The deficit made me do it. It’s becoming a distressingly predictable excuse. A new (or old) government suddenly finds a larger-than-anticipated deficit, claims it’s facing a fiscal crisis and uses this as cover to freeze or slash wages, demand concessions and two-tier contracts, lay off workers, cut public services and privatize.

We’ve seen this show many times across the country, with devastating consequences. Wage freezes, layoffs and public spending cuts don’t just hurt workers and people who rely on public services – they also slow down economic and income growth, which squeezes government revenues. Economic models show cuts to public spending are worse for the economy and jobs than tax increases.

In almost all cases where governments claim they’re in a fiscal crisis, they don’t have a spending problem, they have a revenue shortfall.
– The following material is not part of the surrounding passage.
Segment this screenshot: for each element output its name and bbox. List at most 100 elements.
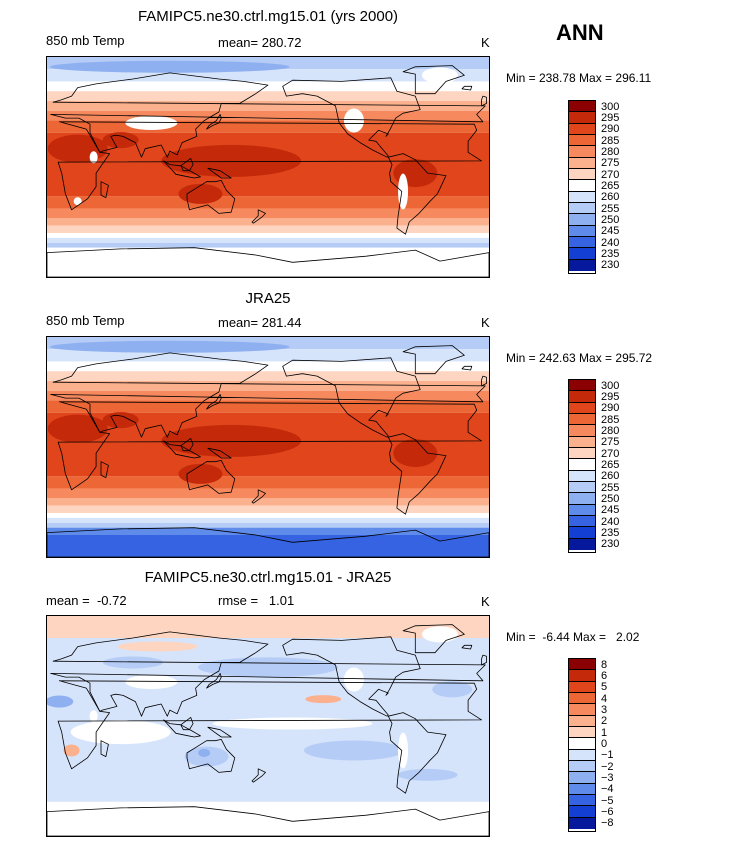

Over time, these governments could balance their budgets by allowing the economy to grow, and reversing tax cuts so revenues return to the same share of the economy they’d been before the cuts. Raising revenues can be done with a few fair tax measures, including closing tax loopholes and increasing taxes on corporations and top income earners.

For example:

  • In Saskatchewan, Premier Brad Wall is threatening deep cuts and wage rollbacks to deal with the province’s estimated $1 billion deficit. However, if he just restored Saskatchewan’s revenues to the same share of the economy they’d averaged over the past decade, the province would have an extra $1.5 billion: more than enough to eliminate the deficit.
  • Manitoba’s new Conservative Premier, Brian Pallister, claims the province’s spending is unsustainable in light of a $1 billion deficit this year. He’s already enacted deep cuts, laying off hundreds of public sector workers, and is threatening to open collective agreements and roll back wages. But if he just increased Manitoba’s revenues to the same 24.1 per cent share of the economy they’d averaged over the past ten years, the province would have an extra $1 billion in revenues: enough to balance the budget.